Si inizia il 30 giugno con il tributo degli Immigrant Dog a uno dei più grandi gruppi rock del panorama mondiale, i Led Zeppelin.

Lunedì 1° luglio invece sarà dedicato ai giovani: due band dell’acquese si esibiranno sul palco di Archi’n Rock per la prima volta, i The Pool, un power trio che mescola numerose influenze musicali che vanno dalla dance alla new wave, dal punk alla psichedelia, e i Wilson Project, che propongono musica progressive rock originale in italiano.

Martedì 2 luglio sarà la volta del revival con il miticorockabilly degli anni ’50 che farà ballare ogni generazione grazie ai RetroSonik.

Mercoledì 3 Luglio apriranno la serata i Fattore Rurale, un gruppo folk rock e cantautoriale che si definisce il punto d’incontro tra il country-folk americano e la verità delle campagne piacentine, a seguire la band dei Dr Who? che spaziano dalla British Invasion al Brit Pop passando per David Bowie.

Giovedì 4 luglio sarà il clou della settimana di Archi’n Rock, con la partecipazione dei Perturbazione, la band torinese nata nel 1988 a Rivoli. Esordiscono nel 1990, nel concerto di fine anno del liceo frequentato dai componenti della band e da allora non si fermano più, vantano una partecipazione a Sanremo nel 2014 e una discografia di tutto rispetto con collaborazioni importanti della musica italiana come Manuel Agnelli, Francesco Bianconi, Max Pezzali, Emidio Clementi e Vasco Brondi.

Venerdì 5 luglio saliranno sul palco sotto gli Archi Romani tre esponenti musicali dell’acquese, aprirà la serata Filippo D’Erasmo, giovane cantautore acquese al lavoro sul suo primo album come solista, seguirà poi la performance di Beppe Malizia e i Ritagli Acustici, gruppo eclettico un po’ rap e un po’ rock, un crossover insolito fatta da una cupa allegria.

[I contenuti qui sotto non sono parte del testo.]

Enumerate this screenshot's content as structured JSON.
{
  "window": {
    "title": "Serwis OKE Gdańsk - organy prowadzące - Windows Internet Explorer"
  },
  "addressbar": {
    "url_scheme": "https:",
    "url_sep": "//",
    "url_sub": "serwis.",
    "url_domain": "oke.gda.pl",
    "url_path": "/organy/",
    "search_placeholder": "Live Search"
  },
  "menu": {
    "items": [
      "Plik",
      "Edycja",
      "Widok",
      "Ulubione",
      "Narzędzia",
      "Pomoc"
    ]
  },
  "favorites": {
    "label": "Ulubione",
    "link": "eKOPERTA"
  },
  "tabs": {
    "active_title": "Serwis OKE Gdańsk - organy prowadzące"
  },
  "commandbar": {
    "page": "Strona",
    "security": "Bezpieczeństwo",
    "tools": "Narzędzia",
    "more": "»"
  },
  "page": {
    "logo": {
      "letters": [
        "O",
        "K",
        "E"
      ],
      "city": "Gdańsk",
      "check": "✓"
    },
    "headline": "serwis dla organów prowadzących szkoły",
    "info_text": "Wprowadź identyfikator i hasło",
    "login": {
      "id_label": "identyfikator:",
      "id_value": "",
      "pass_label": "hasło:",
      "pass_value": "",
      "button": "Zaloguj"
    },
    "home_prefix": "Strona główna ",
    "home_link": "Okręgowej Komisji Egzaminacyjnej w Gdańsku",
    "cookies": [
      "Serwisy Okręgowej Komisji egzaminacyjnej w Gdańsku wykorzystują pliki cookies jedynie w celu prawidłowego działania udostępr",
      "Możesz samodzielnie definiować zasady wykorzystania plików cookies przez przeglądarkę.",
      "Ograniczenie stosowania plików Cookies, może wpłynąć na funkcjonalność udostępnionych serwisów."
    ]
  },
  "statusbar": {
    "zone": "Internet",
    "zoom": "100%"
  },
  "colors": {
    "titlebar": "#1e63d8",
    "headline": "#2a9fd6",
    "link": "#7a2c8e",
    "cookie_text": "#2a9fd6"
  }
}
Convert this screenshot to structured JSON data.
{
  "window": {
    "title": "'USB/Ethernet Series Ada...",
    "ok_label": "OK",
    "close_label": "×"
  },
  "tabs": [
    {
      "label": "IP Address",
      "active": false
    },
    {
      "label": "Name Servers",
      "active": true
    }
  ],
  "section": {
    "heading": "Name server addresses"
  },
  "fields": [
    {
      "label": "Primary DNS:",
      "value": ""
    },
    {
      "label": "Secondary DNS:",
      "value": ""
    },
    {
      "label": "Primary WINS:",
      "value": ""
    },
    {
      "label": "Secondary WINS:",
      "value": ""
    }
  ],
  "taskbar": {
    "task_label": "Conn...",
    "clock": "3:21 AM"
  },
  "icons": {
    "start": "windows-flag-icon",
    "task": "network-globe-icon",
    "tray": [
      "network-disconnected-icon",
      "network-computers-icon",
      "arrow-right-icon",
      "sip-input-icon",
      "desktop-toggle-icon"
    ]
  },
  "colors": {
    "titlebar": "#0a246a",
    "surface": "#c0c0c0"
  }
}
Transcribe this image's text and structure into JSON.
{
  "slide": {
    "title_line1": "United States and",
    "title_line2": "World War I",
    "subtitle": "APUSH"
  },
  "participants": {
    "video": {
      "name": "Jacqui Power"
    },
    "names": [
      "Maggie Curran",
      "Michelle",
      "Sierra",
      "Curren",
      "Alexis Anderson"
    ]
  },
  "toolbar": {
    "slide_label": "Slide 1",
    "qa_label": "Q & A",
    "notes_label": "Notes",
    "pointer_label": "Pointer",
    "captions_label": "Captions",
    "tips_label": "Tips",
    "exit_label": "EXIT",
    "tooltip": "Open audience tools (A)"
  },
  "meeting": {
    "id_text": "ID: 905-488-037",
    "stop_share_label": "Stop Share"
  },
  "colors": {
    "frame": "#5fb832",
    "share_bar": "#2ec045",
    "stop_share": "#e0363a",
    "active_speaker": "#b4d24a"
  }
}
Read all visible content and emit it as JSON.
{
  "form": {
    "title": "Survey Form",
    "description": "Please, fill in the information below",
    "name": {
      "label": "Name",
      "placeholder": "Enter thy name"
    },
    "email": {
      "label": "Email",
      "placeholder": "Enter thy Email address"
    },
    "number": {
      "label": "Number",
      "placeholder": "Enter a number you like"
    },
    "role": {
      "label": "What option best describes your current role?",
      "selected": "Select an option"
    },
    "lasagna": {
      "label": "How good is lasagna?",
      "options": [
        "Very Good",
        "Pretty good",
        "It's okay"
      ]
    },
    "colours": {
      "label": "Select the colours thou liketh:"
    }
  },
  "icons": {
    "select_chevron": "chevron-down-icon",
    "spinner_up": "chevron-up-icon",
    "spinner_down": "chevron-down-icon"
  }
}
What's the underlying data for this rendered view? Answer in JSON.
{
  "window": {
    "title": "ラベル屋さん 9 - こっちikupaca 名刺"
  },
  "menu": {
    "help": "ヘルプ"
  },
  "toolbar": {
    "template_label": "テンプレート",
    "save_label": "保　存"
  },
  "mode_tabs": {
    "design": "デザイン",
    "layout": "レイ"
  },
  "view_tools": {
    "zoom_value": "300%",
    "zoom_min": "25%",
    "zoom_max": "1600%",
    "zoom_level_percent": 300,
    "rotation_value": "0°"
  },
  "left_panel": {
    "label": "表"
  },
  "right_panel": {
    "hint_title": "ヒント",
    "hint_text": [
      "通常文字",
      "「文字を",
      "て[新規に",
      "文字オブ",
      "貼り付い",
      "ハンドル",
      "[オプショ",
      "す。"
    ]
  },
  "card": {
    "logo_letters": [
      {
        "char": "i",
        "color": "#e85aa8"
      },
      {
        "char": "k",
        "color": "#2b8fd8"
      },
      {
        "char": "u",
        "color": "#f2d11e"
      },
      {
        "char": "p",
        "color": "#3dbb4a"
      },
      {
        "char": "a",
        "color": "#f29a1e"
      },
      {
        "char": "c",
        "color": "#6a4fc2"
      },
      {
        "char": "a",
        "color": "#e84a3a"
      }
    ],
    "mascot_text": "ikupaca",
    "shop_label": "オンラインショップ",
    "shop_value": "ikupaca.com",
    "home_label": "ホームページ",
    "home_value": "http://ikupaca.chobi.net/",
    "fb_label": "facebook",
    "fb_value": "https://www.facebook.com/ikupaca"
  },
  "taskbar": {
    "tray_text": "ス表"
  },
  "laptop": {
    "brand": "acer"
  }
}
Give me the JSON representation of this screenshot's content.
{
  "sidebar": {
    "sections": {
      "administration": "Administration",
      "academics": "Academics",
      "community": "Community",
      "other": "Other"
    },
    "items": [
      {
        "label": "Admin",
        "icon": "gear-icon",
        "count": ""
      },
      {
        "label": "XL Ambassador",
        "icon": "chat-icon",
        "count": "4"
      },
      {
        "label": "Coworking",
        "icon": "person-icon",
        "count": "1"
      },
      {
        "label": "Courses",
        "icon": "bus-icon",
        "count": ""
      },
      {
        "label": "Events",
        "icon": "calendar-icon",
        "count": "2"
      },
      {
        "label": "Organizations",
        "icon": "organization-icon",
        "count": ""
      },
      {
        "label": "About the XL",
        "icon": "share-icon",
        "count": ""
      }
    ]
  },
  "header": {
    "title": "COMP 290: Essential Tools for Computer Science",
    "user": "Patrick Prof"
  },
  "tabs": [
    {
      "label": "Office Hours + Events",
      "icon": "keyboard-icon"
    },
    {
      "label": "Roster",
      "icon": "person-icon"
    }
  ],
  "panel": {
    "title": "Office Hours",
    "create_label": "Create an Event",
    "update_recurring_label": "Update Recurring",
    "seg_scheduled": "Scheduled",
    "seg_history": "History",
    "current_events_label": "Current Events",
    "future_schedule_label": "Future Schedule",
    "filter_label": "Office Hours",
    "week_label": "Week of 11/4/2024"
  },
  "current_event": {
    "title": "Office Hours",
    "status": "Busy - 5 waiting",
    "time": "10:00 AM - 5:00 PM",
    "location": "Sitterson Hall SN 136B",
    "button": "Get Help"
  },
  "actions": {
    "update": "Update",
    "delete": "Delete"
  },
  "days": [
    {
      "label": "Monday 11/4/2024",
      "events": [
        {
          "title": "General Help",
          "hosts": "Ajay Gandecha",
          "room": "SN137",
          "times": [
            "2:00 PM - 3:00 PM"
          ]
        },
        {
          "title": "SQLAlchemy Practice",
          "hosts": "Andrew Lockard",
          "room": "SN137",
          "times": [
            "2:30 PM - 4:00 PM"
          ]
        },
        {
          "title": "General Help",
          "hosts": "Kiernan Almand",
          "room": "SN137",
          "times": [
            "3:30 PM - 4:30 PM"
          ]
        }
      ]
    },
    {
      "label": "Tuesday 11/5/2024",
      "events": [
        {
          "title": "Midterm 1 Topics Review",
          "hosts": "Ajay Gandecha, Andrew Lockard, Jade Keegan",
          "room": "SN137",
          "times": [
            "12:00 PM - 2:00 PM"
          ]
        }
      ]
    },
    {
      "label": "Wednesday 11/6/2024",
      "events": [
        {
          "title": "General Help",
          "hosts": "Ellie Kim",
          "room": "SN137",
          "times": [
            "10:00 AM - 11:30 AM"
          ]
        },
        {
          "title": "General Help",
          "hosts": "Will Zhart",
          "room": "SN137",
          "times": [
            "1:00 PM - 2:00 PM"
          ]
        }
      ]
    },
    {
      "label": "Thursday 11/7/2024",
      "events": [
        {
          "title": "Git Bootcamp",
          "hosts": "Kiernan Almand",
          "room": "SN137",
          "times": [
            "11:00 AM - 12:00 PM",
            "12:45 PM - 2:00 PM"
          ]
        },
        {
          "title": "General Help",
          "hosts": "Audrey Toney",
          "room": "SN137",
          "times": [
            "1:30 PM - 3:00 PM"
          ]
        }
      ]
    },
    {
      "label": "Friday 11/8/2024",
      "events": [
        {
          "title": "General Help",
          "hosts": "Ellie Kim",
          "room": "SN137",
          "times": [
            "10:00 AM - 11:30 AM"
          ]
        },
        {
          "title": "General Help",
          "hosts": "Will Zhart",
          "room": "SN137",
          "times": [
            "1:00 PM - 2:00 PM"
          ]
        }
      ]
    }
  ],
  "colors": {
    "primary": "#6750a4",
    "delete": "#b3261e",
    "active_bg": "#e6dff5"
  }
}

La serata si concluderà con il concerto de Lo Straniero, band rivelazione tra i vincitori con il brano Quartiere Italiano di Musicultura 2019, il Festival della canzone popolare e d’autore italiana che dal 1990 garantisce trasparenza dei criteri di selezione e contribuisce attivamente al ricambio artistico-generazionale della musica di qualità nazionale.

Sabato 6 luglio chiuderà la manifestazione la band Yum, che porterà sul palco il funk soul degli anni ’70, seguito da un Dj Set.